Islamabad (AFP) – Pakistan’s finance minister promised Saturday to end the country’s reliance on International Monetary Fund bailouts to shore up its shaky economy, as officials prepare to negotiate a new loan.

Asad Umar’s pledge comes days after Pakistan’s central bank warned inflation could double in the coming year — hitting 7.5 percent — while the country’s growth target rate of 6.2 percent would likely be missed.

“This will be the 13th and the last IMF programme,” Umar said during a speech at the Karachi Stock Exchange.

Prime Minister Imran Khan’s administration has sent mixed messages over whether Pakistan will enter another IMF programme, with the former cricketer suggesting this week that going to the fund may not be necessary.

But Umar spoke in grave terms of the country’s balance of payment crisis, which has sparked a depreciation of the rupee and sent stocks tumbling.

“We are heading towards bankruptcy very fast. We have to save the 210 million Pakistanis,” Umar added. 

An IMF team is set to arrive in Pakistan in early November to begin negotiations.

Similar vows to end reliance on IMF loans have been made by past governments including former premier Nawaz Sharif’s administration, which received a $6.6 billion loan to tackle a similar crisis in 2013.
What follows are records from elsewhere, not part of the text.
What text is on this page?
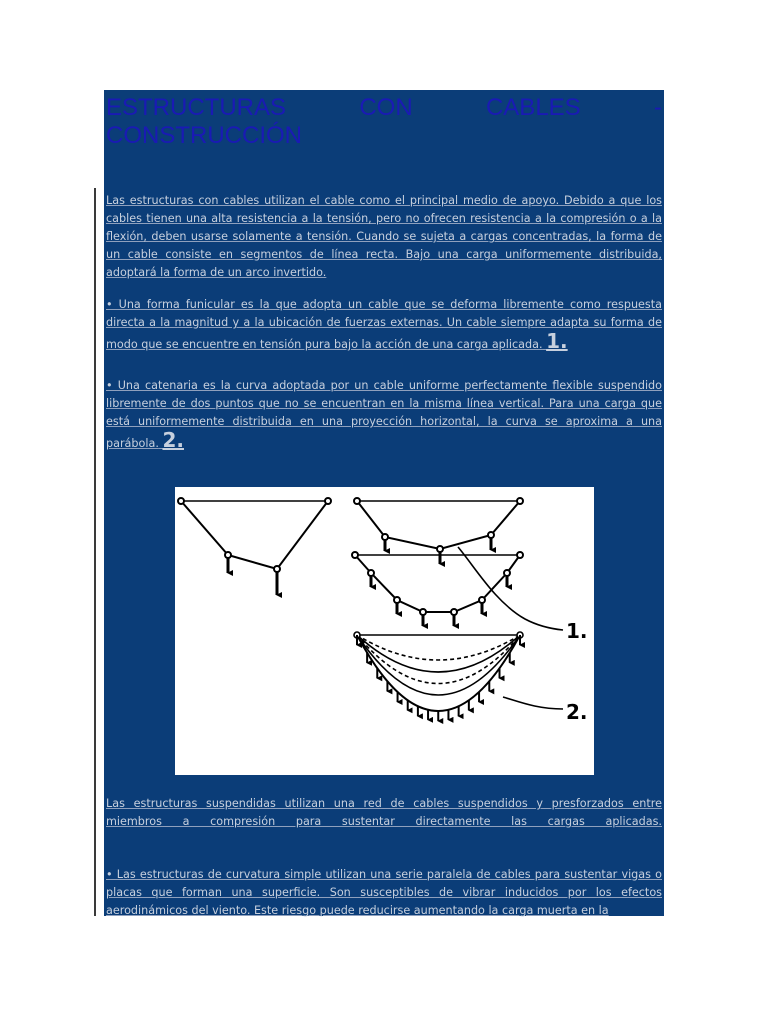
ESTRUCTURAS CON CABLES - CONSTRUCCIÓN

Las estructuras con cables utilizan el cable como el principal medio de apoyo. Debido a que los cables tienen una alta resistencia a la tensión, pero no ofrecen resistencia a la compresión o a la flexión, deben usarse solamente a tensión. Cuando se sujeta a cargas concentradas, la forma de un cable consiste en segmentos de línea recta. Bajo una carga uniformemente distribuida, adoptará la forma de un arco invertido.

• Una forma funicular es la que adopta un cable que se deforma libremente como respuesta directa a la magnitud y a la ubicación de fuerzas externas. Un cable siempre adapta su forma de modo que se encuentre en tensión pura bajo la acción de una carga aplicada. 1.

• Una catenaria es la curva adoptada por un cable uniforme perfectamente flexible suspendido libremente de dos puntos que no se encuentran en la misma línea vertical. Para una carga que está uniformemente distribuida en una proyección horizontal, la curva se aproxima a una parábola. 2.

1.
2.

Las estructuras suspendidas utilizan una red de cables suspendidos y presforzados entre miembros a compresión para sustentar directamente las cargas aplicadas.

• Las estructuras de curvatura simple utilizan una serie paralela de cables para sustentar vigas o placas que forman una superficie. Son susceptibles de vibrar inducidos por los efectos aerodinámicos del viento. Este riesgo puede reducirse aumentando la carga muerta en la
Khan’s new administration took office in August vowing to weigh up whether to seek an IMF bailout as it sought other avenues of financing, including from “friendly” countries such as China and Saudi Arabia.

But aid has been in short supply and economists’ warnings have grown urgent.

The government also announced this week that Khan would attend a controversial Saudi Arabian investment summit in the coming days.

The meeting has been shunned by leading policy-makers and corporate chiefs in response to the death of journalist Jamal Khashoggi at the Saudi consulate in Istanbul — a scandal that has tipped Riyadh into a diplomatic crisis.